Девочки притихли и побледнели. Появление Maman в классе вечером было случаем неординарным. Взволнованная Билле вскочила с кафедры и толклась около дверей.
Maman вошла и сразу опустилась на подставленное ей венское кресло. Миндер встала возле нее, глаза у нее были заплаканные. Чья-то глупая детская выходка принимала вид настоящей институтской драмы.
Отдышавшись, распустив желтые ленты чепчика, Maman начала, глядя на Франк:
— Между вами есть одна девочка, к прискорбию, отличающаяся слишком резким и независимым характером. Все хорошо в известной мере, вы не дети. Теперь выходки этой девочки, вернее сказать, уже девицы на выпуске, перешли все границы. Сегодня она оскорбила достойную m-lle Миндер, — Maman говорила по-французски, — я еще раз согласна признать всю эту печальную историю за необдуманную детскую выходку, если провинившаяся сознается и перед всем классом попросит прощения у m-lle Миндер.
Все взоры обратились на Франк. У девочки в лице не было ни кровинки. Она глядела вниз, рыжие пряди свесились на лоб, брови сдвинулись, и вся фигура была полна такого упрямства, которое нападало на нее в самые злые минуты. В голове у нее вертелась одна мысль: «Ведь я не виновата, не виновата, не виновата!»
— М-lle Франк! — услышала она голос Maman. Франк стояла не двигаясь, даже губы ее побелели.
— Взгляните на это лицо, — Maman указала пальцем на Франк, — и вы ясно прочтете на нем сознание вины и злое упрямство.
Наступила минута тяжелого молчания.
— Франк, подойдите сюда! — начала Maman более мягким голосом, — я вижу, что вам очень стыдно, попросите у m-lle Миндер прощения, и все будет забыто.
Бледное лицо Франк поднялось, глаза, усталые, полные выражения недетской обиды, смотрели на Maman. Девушка сделала шаг вперед, остановилась и, видя перед собой только строгое, холодное лицо, ждавшее признания, тряхнула головой, отбрасывая непокорные волосы.
— Я не ви-но-ва-та! — громко, отчетливо проговорила она и вернулась на свое место.
Maman встала. Миндер, Билле и весь класс со страхом глядели на Франк. Maman, казалось, приискивала и не находила достаточно строгой кары.

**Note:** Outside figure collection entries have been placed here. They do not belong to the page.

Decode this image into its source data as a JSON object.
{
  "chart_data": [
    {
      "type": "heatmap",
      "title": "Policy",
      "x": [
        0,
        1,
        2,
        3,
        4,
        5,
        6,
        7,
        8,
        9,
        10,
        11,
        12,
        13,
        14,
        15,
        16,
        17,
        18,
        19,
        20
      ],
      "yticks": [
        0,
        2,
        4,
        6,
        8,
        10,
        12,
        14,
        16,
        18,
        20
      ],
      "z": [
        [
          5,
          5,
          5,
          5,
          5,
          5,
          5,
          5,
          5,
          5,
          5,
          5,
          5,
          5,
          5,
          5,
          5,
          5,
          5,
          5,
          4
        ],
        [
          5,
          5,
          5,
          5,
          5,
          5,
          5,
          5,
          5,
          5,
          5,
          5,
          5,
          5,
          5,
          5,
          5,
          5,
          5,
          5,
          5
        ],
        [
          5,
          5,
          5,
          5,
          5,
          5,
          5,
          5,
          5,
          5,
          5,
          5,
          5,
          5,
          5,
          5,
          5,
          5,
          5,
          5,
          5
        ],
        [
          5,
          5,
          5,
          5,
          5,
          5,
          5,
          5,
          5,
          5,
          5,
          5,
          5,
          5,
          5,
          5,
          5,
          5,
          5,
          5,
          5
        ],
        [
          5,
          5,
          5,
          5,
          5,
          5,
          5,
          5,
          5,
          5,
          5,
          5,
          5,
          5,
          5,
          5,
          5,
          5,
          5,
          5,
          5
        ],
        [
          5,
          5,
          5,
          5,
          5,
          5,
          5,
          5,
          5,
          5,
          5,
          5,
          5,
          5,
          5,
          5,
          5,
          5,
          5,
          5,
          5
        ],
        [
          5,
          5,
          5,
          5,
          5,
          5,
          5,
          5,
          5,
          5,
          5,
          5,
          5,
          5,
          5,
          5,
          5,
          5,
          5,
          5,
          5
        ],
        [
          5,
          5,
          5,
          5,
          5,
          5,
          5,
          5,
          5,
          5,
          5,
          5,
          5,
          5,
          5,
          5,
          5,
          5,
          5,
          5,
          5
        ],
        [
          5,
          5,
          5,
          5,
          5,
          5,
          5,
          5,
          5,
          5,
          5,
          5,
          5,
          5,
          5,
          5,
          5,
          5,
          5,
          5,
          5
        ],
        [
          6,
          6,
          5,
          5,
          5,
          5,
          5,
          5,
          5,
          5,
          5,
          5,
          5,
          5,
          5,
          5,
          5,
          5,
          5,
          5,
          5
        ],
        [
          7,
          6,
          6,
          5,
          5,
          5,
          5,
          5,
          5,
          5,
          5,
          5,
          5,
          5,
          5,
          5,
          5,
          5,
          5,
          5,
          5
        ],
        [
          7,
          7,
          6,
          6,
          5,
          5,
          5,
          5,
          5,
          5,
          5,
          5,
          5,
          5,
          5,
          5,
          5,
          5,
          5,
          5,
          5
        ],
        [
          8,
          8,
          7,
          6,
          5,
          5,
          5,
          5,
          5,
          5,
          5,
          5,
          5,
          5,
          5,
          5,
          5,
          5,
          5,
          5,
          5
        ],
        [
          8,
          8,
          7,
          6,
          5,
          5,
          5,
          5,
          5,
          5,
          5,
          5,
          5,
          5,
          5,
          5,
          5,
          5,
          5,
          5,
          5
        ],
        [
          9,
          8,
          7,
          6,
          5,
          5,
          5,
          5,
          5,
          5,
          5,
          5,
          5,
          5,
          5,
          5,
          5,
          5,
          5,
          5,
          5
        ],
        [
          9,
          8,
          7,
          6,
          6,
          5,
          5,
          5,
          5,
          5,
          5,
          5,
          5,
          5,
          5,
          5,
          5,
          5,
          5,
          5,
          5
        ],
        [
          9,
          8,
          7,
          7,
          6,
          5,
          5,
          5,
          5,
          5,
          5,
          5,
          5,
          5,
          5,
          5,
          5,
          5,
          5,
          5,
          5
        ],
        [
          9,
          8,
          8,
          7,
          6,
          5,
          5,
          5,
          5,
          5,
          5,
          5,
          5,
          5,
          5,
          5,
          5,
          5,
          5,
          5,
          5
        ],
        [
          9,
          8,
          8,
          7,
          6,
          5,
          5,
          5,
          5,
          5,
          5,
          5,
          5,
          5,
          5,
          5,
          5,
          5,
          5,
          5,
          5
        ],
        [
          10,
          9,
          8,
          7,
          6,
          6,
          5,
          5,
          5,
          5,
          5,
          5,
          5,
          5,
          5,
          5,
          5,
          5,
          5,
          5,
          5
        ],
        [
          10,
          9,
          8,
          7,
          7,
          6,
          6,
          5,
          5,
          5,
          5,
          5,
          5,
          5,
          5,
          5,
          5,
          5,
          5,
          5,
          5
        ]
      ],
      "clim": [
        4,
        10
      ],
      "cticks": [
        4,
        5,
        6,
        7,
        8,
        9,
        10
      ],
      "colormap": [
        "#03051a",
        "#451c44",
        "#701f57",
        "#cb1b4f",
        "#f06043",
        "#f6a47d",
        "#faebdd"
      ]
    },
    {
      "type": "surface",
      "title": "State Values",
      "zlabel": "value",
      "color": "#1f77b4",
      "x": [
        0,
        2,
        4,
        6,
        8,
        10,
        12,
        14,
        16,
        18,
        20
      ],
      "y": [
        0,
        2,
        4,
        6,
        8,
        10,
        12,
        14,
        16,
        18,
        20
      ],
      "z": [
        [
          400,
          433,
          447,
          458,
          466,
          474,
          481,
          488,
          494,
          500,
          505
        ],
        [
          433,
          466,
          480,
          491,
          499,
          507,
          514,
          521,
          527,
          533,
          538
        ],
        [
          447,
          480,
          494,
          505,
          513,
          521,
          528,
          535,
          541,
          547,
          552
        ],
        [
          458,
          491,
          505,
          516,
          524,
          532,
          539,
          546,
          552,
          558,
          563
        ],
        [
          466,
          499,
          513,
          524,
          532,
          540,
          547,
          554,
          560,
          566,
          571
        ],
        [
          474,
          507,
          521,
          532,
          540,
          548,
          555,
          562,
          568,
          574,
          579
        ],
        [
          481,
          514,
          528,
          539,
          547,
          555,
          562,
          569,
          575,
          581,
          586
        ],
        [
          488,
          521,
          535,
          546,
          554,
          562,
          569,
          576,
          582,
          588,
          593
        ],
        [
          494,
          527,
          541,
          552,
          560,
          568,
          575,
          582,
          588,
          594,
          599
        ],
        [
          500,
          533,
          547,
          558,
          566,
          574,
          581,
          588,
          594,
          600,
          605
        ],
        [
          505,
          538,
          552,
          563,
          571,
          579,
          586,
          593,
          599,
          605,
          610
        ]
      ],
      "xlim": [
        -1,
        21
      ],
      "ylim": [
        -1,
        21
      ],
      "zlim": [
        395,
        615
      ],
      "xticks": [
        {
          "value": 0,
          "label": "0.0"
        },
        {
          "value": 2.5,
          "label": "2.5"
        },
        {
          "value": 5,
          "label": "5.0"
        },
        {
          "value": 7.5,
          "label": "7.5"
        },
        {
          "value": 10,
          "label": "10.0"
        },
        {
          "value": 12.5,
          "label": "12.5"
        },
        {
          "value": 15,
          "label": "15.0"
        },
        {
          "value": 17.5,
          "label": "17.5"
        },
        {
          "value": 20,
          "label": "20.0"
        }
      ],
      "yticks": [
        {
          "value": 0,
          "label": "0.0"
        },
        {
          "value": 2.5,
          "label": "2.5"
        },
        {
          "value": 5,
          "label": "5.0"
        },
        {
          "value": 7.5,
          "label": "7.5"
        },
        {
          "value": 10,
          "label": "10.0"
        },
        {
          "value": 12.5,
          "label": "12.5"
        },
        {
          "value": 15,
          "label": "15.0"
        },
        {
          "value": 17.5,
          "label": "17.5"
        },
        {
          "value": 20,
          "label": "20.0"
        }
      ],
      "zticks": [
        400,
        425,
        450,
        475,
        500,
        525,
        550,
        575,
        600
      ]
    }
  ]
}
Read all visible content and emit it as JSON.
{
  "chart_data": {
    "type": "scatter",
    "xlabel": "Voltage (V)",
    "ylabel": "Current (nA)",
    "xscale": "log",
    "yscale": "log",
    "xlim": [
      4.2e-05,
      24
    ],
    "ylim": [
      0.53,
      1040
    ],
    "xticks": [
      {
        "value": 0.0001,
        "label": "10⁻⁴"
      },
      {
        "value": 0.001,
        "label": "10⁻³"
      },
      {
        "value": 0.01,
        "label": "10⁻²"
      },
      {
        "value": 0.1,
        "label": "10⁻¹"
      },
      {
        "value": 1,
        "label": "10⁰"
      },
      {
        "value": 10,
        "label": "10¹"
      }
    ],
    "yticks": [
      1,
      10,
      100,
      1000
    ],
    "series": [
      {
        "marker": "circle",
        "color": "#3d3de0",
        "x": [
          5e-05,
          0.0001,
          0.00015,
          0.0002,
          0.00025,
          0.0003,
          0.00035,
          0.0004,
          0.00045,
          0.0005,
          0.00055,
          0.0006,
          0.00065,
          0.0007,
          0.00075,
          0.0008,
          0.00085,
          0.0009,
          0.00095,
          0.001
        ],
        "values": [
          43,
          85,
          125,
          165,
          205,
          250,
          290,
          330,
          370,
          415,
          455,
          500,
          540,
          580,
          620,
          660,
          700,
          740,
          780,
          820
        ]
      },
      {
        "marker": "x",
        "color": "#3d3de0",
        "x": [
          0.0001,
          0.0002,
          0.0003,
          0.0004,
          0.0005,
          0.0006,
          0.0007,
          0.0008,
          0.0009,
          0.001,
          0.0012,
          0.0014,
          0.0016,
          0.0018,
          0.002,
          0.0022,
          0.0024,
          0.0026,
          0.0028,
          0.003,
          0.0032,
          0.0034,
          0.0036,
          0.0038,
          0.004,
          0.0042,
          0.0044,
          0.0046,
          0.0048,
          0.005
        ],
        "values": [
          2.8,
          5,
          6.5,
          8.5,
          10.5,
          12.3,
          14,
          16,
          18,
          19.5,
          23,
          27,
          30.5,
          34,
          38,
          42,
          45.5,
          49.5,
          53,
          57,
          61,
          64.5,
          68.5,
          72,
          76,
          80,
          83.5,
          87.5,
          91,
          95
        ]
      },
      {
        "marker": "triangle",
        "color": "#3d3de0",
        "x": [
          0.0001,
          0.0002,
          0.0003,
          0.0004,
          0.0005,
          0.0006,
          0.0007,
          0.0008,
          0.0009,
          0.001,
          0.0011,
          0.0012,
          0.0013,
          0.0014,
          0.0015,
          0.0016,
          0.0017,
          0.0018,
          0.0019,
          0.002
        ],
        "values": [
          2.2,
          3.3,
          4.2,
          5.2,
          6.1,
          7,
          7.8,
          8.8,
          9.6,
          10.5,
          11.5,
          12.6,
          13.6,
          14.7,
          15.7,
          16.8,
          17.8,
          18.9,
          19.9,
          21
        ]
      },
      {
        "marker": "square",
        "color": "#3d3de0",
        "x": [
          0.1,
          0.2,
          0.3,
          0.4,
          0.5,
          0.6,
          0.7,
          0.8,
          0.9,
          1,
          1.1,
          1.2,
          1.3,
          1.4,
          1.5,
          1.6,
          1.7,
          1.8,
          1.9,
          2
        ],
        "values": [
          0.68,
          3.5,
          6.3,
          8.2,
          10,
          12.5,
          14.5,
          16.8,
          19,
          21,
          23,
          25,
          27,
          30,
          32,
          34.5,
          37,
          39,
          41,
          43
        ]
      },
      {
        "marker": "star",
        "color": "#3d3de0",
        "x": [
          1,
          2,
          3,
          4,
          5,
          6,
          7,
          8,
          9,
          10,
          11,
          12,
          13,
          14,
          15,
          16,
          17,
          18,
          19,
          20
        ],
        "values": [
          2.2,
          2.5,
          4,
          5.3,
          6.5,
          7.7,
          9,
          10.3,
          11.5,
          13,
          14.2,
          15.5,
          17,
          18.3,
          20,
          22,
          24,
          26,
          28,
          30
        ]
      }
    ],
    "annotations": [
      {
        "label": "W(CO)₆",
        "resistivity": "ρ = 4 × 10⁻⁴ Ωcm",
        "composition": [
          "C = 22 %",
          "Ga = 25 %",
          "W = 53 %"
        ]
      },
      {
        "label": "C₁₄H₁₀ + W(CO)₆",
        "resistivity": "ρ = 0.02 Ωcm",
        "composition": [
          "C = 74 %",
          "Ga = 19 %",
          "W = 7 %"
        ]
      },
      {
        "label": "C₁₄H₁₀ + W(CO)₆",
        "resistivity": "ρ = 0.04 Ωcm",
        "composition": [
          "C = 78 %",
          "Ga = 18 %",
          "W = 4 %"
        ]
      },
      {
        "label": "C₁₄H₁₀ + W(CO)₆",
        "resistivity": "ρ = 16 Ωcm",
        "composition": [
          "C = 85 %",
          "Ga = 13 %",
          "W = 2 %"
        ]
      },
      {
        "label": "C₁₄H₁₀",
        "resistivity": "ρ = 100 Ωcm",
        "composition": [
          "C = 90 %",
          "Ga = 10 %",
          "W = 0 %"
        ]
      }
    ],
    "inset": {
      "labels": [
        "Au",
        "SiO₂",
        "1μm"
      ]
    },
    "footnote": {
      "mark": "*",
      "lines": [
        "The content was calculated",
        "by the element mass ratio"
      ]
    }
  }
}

— Frulein Билле, у вас есть завтра урок Закона Божия?
— Завтра? — Билле бросилась к недельному расписанию. — Завтра второй урок батюшки.
— Вы передадите m-lle Нот, так как завтра ее дежурство, чтобы отец Адриан после урока зашел ко мне и… в то же время пришлете ко мне Франк.
Maman, сопутствуемая Миндер, вышла из класса, не обратив внимания на приседавших девочек.
Пять-шесть человек из самых робких девочек бросились к Франк.
— Да сознайся ты, ради Бога, ведь тебя Maman простит! Ну что тебе стоит?
— Ах, оставьте, оставьте меня! — устало твердила Франк; она отвернулась и отыскала глазами Шкот. Та пристально и серьезно глядела на нее, глаза их встретились, но Франк была еще слишком подавлена всем обрушившимся на нее, у нее не хватило силы ни на протест, ни на ласку.
Звонок к ужину положил конец всем разговорам.
Франк проснулась. Дортуар был погружен почти в полный мрак, ночная лампа тускло мерцала в одном углу. Тела девочек, спавших под светлыми одеялами через три-четыре кровати, теряли свои очертания и сливались в одну белесоватую массу. Из окон с поднятыми шторами глядела уже чуть-чуть редевшая мгла. Франк села на кровати, весь протекший день воскрес в ее памяти. Ужин, за которым она не дотронулась ни до чего, недружелюбное молчание класса, глупые ответы сбившейся с толку Чернушки и затем слова Шкот. Когда Франк, моясь на ночь, увидела Шкот рядом с собою, они молча посмотрели друг на друга. Шкот, не гооря ни слова, продолжала мыться, затем, вытирая лицо, проговорила так тихо, что ее могла слышать только одна Франк:
— Ты мне скажи так, чтоб я могла убедиться, что ты говоришь правду, и я тебе поверю.
Франк повернулась к ней спиной и ушла спать, тогда она ничего не могла сказать, но теперь ее сердце горело, на ум приходили слова правды, негодования, которые должны были всех убедить.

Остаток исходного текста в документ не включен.